Ismael se detuvo por un instante, inclinándose un poco hacia él, como si estuviera evaluando la pregunta. Luego sonrió, con esa sonrisa que siempre parecía iluminar la habitación.
—Desde hace unos años. Me gusta este lugar.
—¿Soy parte de tu trabajo? —aventuró, bajando la voz, como si la respuesta pudiera contener algo que no estaba preparado para escuchar.
Ismael rio suavemente, inclinando la cabeza hacia un lado.
—No, Manu. No eres parte de mi trabajo.
—Pero estás todos los días aquí, entonces ¿cuándo trabajas? —insistió Manu, levantando una ceja en un intento de parecer casual, aunque sus ojos agudos lo traicionaban.

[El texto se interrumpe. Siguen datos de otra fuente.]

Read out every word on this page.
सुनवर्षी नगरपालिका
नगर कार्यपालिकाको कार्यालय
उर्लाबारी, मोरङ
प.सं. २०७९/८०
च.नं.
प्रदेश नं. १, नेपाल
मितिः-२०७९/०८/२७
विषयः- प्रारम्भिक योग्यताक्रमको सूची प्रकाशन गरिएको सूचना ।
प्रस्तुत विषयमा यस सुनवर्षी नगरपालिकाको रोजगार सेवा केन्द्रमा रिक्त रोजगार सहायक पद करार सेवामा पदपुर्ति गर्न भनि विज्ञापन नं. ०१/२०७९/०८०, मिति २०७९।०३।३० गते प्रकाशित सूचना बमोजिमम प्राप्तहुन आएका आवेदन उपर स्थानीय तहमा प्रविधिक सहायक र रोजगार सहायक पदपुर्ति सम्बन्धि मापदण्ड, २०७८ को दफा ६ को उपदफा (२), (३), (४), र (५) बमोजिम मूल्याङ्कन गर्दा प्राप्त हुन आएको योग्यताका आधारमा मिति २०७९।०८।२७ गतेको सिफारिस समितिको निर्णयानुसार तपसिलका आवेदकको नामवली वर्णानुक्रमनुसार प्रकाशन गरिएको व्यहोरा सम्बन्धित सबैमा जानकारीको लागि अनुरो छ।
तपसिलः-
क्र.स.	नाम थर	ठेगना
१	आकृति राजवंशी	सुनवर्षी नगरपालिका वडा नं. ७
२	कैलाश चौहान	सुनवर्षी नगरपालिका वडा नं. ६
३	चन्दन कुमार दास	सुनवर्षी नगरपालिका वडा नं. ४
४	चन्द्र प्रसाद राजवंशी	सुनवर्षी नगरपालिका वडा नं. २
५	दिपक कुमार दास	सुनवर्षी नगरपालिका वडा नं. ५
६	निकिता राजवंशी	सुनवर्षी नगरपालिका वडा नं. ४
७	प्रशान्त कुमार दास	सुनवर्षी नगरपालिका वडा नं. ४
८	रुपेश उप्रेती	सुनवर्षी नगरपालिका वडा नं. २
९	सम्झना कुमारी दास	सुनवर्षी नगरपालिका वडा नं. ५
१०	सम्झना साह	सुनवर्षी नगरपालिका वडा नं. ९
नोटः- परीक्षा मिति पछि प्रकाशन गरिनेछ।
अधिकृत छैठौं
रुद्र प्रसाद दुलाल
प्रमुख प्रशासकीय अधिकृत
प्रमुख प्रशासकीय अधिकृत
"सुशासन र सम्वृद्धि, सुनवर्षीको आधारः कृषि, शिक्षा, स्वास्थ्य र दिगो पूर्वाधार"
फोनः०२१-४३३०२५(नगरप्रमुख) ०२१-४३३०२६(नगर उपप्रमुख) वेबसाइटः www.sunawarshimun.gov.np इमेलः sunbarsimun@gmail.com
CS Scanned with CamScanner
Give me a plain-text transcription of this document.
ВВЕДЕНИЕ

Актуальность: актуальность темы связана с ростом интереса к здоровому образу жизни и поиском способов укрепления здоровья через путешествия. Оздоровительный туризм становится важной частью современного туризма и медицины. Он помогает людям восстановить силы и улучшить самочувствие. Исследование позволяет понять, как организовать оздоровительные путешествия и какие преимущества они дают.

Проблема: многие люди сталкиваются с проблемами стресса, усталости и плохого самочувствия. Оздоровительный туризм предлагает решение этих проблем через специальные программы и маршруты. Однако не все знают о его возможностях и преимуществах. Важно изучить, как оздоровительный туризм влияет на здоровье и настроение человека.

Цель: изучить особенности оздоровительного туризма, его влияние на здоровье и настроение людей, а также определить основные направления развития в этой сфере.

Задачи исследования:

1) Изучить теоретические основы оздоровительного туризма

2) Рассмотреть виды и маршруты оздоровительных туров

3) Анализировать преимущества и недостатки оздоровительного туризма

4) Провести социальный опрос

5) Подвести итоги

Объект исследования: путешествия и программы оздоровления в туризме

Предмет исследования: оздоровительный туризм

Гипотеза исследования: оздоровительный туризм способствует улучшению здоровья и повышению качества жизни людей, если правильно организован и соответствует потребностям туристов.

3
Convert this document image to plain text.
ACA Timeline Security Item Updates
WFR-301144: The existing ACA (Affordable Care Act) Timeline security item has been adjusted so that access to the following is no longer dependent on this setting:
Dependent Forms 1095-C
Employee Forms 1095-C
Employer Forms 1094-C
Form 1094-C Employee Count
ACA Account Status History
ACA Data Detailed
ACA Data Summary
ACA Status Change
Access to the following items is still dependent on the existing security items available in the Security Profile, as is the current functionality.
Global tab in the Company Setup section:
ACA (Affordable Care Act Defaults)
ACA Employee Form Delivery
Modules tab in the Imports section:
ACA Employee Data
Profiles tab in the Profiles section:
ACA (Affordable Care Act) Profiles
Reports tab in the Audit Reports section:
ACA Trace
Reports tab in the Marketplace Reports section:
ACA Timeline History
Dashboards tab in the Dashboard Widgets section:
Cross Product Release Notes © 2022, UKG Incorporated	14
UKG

—Tengo permiso para estar aquí —respondió Ismael, divertido, acercándose un poco más, como si disfrutara de ver a Manu intentar comprender lo incomprensible.
Manu, sintiendo que la respuesta no aclaraba nada, se atrevió a ir a un poco más allá:
—¿Tan importante soy para ti?
Ismael se detuvo por un momento, observándolo con ternura y diversión. Luego, con un movimiento calculado, apoyó la mano en la cabecera de la cama, inclinándose lo suficiente como para que sus rostros estuvieran peligrosamente cerca.
—Manu, no me sacarás información. Pero sí, eres muy importante. Además, me gusta tu cara, eres bonito. Vengo aquí para ver tu cara bonita.
El rubor subió al rostro de Manu como un relámpago, desviando la mirada rápidamente, sin poder evitar que una sonrisa nerviosa que lo delataba.
—¿Siempre dices esas cosas? —murmuró, intentando sonar molesto, pero con su voz temblando ligeramente.
Ismael no se movió, y su sonrisa solo creció al observarlo.
—Solo cuando quiero verte así —respondió, bajando la voz hasta convertirla en un susurro—. Nervioso, y con esas mejillas rojas que tanto me gustan.
Manu tragó saliva, sus manos jugueteando con el borde de la manta.
—Ya, basta —dijo, riendo nerviosamente, empujando suavemente a Ismael en el brazo, aunque su toque era más una caricia que un gesto serio.
Ismael se apartó un poco, pero no mucho, manteniendo esa mirada traviesa que lo hacía parecer un gato.
—No es mi culpa. No puedo evitarlo. Eres demasiado entretenido, Manu.
Manu desvió la mirada hacia la ventana, intentando recuperar la compostura. Pero el calor en su rostro no bajaba. Aun así, debía reconocer que la sensación de ser el centro de la atención de Ismael le encantaba.
—Oye Manu, ¿estás listo para ver más gente? Los doctores creen que pueden permitir que entre Leo —agregó Isma, aprovechándose del ambiente juguetón.
El rostro de Manu se iluminó de inmediato, como si aquella hubiese sido la noticia que estaba esperando. Ismael sonrió enternecido, deseoso de poder verlo feliz.